Installation of cv2 and pytesseract
You have to download the latest version of tesseract and OpenCV and install it in your pc as you install normal software.
How to extract text from image in Python
At first, we will import pytesseract as tr and cv2
import pytesseract as tr import cv2
Next, we will declare variable I am to read the image and we will read the image by this function imread. And in brackets, we will give the location of the image which we will want to import but if it is already present in the folder then we will type only the name of the image.
im = cv2.imread('image.jpg')
Then we will declare another variable string_from_image to store the string which is read from the image. And we’ll apply the image_to_string function to read the text.

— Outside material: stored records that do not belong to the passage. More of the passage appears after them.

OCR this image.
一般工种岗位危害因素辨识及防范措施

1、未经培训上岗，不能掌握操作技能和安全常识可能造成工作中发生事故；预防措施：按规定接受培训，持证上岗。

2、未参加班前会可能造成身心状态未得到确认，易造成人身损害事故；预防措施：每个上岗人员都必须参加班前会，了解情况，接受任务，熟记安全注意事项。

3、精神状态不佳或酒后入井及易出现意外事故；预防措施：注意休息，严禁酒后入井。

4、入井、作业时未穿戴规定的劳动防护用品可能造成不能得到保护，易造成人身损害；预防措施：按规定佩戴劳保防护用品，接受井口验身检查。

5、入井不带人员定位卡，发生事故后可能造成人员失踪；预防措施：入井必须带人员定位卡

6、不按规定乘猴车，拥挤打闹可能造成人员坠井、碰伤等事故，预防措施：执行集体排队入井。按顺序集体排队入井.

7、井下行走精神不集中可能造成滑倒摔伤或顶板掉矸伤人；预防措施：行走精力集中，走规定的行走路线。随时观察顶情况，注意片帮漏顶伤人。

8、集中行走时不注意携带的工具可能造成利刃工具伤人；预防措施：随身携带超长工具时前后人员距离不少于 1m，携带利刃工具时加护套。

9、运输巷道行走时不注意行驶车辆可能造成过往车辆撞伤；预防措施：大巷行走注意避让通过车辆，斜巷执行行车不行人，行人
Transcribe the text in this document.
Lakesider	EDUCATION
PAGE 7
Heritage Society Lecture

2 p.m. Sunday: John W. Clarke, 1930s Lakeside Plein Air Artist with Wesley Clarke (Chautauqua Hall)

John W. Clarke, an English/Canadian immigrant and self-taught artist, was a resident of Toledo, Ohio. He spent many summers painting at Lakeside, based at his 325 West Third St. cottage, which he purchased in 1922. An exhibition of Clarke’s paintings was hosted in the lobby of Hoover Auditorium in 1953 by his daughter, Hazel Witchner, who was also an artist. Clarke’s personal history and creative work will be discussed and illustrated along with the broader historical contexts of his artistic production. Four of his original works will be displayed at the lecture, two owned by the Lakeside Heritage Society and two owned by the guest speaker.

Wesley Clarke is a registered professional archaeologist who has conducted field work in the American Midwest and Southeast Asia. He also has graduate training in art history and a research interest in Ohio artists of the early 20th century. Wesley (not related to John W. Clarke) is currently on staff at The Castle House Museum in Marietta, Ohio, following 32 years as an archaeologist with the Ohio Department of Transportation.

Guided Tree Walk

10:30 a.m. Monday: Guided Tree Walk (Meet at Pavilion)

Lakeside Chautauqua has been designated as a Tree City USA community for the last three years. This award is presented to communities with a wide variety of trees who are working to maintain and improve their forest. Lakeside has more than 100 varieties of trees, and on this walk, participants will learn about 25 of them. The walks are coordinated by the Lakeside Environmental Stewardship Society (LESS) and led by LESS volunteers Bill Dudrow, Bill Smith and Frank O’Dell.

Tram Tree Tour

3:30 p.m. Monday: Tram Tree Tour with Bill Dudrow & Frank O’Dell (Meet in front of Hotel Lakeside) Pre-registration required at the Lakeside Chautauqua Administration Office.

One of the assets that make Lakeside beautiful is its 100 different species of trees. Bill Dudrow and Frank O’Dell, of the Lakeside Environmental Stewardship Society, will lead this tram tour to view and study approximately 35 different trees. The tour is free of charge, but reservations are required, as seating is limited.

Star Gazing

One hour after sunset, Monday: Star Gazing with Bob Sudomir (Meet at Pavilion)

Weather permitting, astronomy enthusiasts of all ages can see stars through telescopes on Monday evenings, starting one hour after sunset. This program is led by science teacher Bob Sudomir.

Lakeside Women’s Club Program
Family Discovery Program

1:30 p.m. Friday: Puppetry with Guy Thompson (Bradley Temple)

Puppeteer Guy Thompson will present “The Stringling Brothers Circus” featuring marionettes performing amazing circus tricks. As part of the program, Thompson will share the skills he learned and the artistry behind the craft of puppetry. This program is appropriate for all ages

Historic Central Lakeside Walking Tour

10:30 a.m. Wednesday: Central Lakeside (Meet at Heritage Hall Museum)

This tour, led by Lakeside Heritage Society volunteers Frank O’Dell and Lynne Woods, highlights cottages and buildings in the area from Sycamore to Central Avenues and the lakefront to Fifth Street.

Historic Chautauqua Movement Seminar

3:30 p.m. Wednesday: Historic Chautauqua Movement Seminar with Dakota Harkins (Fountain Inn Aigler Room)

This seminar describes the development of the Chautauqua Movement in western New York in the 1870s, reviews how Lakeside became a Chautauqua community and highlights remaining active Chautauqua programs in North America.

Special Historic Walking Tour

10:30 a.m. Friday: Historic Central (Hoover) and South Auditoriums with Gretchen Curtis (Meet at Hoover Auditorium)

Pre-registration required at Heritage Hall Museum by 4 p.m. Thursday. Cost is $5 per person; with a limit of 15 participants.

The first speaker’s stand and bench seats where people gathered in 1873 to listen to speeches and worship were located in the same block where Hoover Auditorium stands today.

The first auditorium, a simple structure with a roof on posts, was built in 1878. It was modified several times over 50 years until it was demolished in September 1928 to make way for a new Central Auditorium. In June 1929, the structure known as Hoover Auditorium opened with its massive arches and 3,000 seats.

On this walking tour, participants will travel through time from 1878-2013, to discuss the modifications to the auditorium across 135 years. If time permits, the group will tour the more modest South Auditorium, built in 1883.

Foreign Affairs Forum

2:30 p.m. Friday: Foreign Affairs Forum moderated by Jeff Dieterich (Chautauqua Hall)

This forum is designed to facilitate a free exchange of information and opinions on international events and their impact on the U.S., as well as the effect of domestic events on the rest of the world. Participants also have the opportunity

As an argument of the function, we’ll use the ‘im’ variable.
string_from_image = tr.image_to_string(im)
And the final step is to print the string
The whole code for the above explanation is
import pytesseract as tr import cv2 im = cv2.imread('image.jpg') string_from_image = tr.image_to_string(im) print (string_from_image)
But in this whole program, you might have to face some difficulties like – you have installed the required packages but your system is showing that you have not installed the package yet.
To fix this issue you have to write the following code in your Python IDE
pytesseract.pytesseract.tesseract_cmd = r"C:\Program Files (x86)\Tesseract-OCR\tesseract.exe"
For windows pc you can also apply this method:
This pc (My Computer) -> properties -> Advanced system settings -> Environment variable ->PATH -> New-> C:/Program Files /Tesseract-OCR/